03 Apr 2012 » django, en, celery

Sometimes, or may be quite often, you want to run an asynchronous task on the object after you create it.

For example, you want to populate some additional attributes, and this operation involves requests to external resources. Such requests, obviously, should be performed asynchronously, otherwise it is possible that you system will never respond to the request, waiting for external resources.

So you create a celery task for it, and that’s it, right? NO! By default, all requests in django are run within a transaction, therefore your celery task could start before the transaction is finished, and you get an IntegrityError on non-existing primary key or something similar.

There are a number of ways to solve this problem, and people are also discussing a possibility to add a on_tranaction_commit signal to django: https://code.djangoproject.com/ticket/14051. This feature would definitely solve all the problems, but right now it even haven’t passed decision phase.

The quick and dirty solution to fix is just to add a countdown attribute when running celery task: http://ask.github.com/celery/userguide/executing.html#eta-and-countdown. This way the task will wait the specified amount of seconds and then start executing.
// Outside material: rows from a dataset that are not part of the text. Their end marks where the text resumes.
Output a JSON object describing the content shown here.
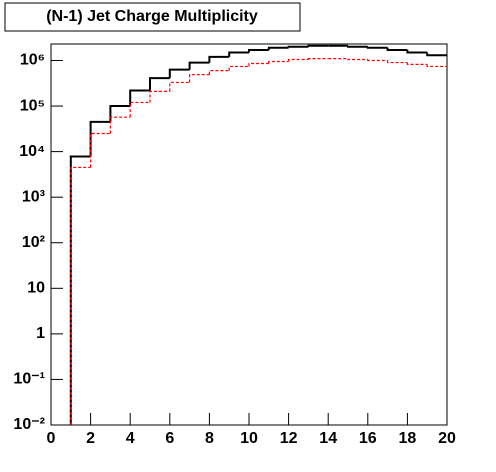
{
  "chart_data": {
    "type": "histogram",
    "title": "(N-1) Jet Charge Multiplicity",
    "bins": [
      0,
      1,
      2,
      3,
      4,
      5,
      6,
      7,
      8,
      9,
      10,
      11,
      12,
      13,
      14,
      15,
      16,
      17,
      18,
      19,
      20
    ],
    "series": [
      {
        "color": "#000000",
        "values": [
          null,
          7800,
          45000,
          100000,
          220000,
          410000,
          630000,
          900000,
          1200000,
          1500000,
          1700000,
          1900000,
          2000000,
          2100000,
          2100000,
          2000000,
          1900000,
          1700000,
          1500000,
          1300000
        ]
      },
      {
        "color": "#ff0000",
        "values": [
          null,
          4500,
          25000,
          57000,
          120000,
          210000,
          330000,
          490000,
          600000,
          740000,
          860000,
          950000,
          1050000,
          1100000,
          1100000,
          1050000,
          1000000,
          900000,
          820000,
          740000
        ]
      }
    ],
    "xlim": [
      0,
      20
    ],
    "xticks": [
      0,
      2,
      4,
      6,
      8,
      10,
      12,
      14,
      16,
      18,
      20
    ],
    "ylim": [
      0.01,
      2300000
    ],
    "log_y": true,
    "yticks": [
      {
        "value": 0.01,
        "label": "10⁻²"
      },
      {
        "value": 0.1,
        "label": "10⁻¹"
      },
      1,
      10,
      {
        "value": 100,
        "label": "10²"
      },
      {
        "value": 1000,
        "label": "10³"
      },
      {
        "value": 10000,
        "label": "10⁴"
      },
      {
        "value": 100000,
        "label": "10⁵"
      },
      {
        "value": 1000000,
        "label": "10⁶"
      }
    ]
  }
}
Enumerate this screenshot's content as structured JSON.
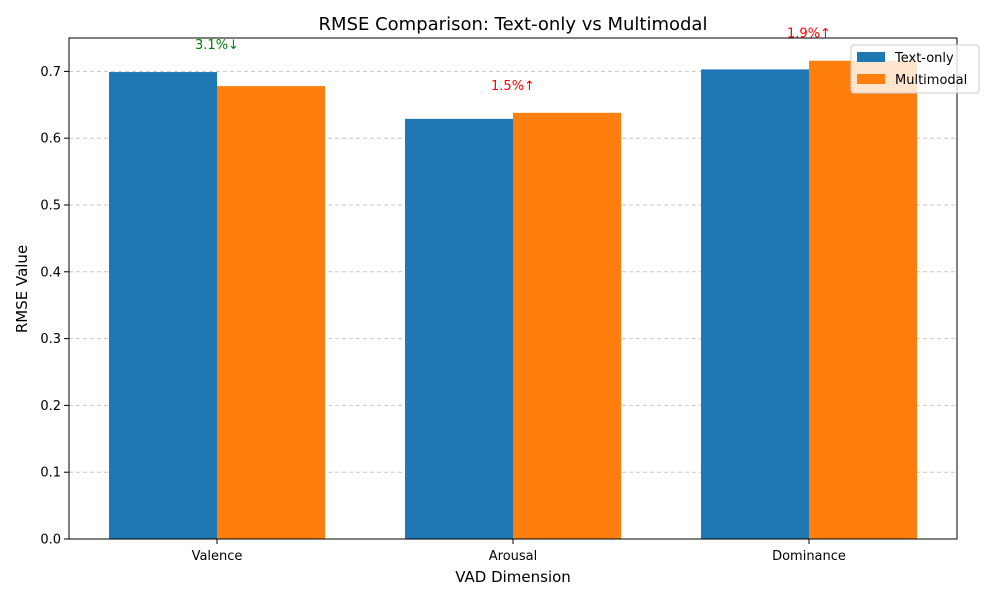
{
  "chart_data": {
    "type": "bar",
    "title": "RMSE Comparison: Text-only vs Multimodal",
    "xlabel": "VAD Dimension",
    "ylabel": "RMSE Value",
    "categories": [
      "Valence",
      "Arousal",
      "Dominance"
    ],
    "series": [
      {
        "name": "Text-only",
        "color": "#1f77b4",
        "values": [
          0.699,
          0.629,
          0.703
        ]
      },
      {
        "name": "Multimodal",
        "color": "#ff7f0e",
        "values": [
          0.678,
          0.638,
          0.716
        ]
      }
    ],
    "annotations": [
      {
        "category": "Valence",
        "text": "3.1%↓",
        "color": "#008000"
      },
      {
        "category": "Arousal",
        "text": "1.5%↑",
        "color": "#ff0000"
      },
      {
        "category": "Dominance",
        "text": "1.9%↑",
        "color": "#ff0000"
      }
    ],
    "ylim": [
      0,
      0.75
    ],
    "yticks": [
      "0.0",
      "0.1",
      "0.2",
      "0.3",
      "0.4",
      "0.5",
      "0.6",
      "0.7"
    ],
    "grid": "y-dashed",
    "legend_position": "top-right"
  }
}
The drawback is that it is really random, you just guess that one minute, for example, would be enough for the transaction to finish, but in fact it may be not.

The best way from perfectionist point of view to fix this would be to commit transactions manually after object creation or do some other semi-manual transaction management, but this appoach from my perspective could be quite tedious and less error-prone, so I will personally stick with the quick and dirty solution.